- Myanmar Location in Myanmar
- Coordinates: 24°00′25″N 93°33′28″E﻿ / ﻿24.007071°N 93.557675°E
- Country: Myanmar

Languages
- Time zone: UTC+5:30 (MST)

= Khenman =

Khenman is a border village on the boundary of India and Myanmar. Majority of the local population belongs to the Zomi community. Other communities include Tedim (Chin), Paite.

==Ruins of World War II==
Constructed during World War II, the Tedim road passes through this village, and it connects the Indian city of Imphal and the Burmese town of Tedim. A contingent of the Japanese army took this road which was then still under construction. So, the Allied Forces destroyed some bridges on the Tedim road in order to check the advance of the Japanese troops. Ruins of British built bridges still remain near Behiang and surrounding villages like Tonzang and Zangnuam.

==Border Trade Centre Approved By Union Government==
Khenman is the nearest Burmese village from Behiang. For a number of decades, a brisk border trade has been carried out unofficially at this border village. Despite its potential, this bazaar village still lacks the infrastructure to develop into a booming commercial town.

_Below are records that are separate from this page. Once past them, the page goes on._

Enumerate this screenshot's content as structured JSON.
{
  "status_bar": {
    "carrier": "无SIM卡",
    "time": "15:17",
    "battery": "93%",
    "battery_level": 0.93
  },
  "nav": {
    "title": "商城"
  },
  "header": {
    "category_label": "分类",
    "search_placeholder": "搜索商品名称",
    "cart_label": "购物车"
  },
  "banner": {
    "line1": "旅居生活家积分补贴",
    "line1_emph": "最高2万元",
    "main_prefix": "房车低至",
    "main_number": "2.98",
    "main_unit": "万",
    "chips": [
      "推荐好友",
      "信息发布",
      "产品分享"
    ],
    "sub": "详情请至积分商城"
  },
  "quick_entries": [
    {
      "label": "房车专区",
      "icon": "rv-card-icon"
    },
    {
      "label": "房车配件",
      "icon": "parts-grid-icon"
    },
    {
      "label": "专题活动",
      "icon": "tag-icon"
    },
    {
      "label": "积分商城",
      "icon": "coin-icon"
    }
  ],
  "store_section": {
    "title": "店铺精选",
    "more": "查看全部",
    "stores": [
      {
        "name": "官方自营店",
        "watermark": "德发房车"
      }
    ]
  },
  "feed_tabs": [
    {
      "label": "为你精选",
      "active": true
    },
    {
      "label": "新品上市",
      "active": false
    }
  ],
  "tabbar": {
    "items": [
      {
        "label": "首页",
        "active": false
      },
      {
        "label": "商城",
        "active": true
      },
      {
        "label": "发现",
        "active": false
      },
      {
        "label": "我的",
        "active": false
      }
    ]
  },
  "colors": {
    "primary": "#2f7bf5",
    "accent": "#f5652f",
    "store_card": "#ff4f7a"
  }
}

Aimed at boosting the Indo-Myanmar border trade, the Central Government of India had approved the setting up of an Integrated Check Post (ICP) at Behiang on 27 May 2012. On October 3, 2012, the State's Minister of Commerce and Industry, Konthoujam Govindas and the MLA of Singngat, GS Haupu accompanied by officials visited Behiang to ascertain land availability for the construction of the proposed Border Trade Center which is also part of the Union Government's Look East Policy. The visiting team has finalized a land area of 10 acres for the construction of the trade centre.

==Local Economy==
Khenman is a border town next to Behiang and people live off the Indo-Burma border trade.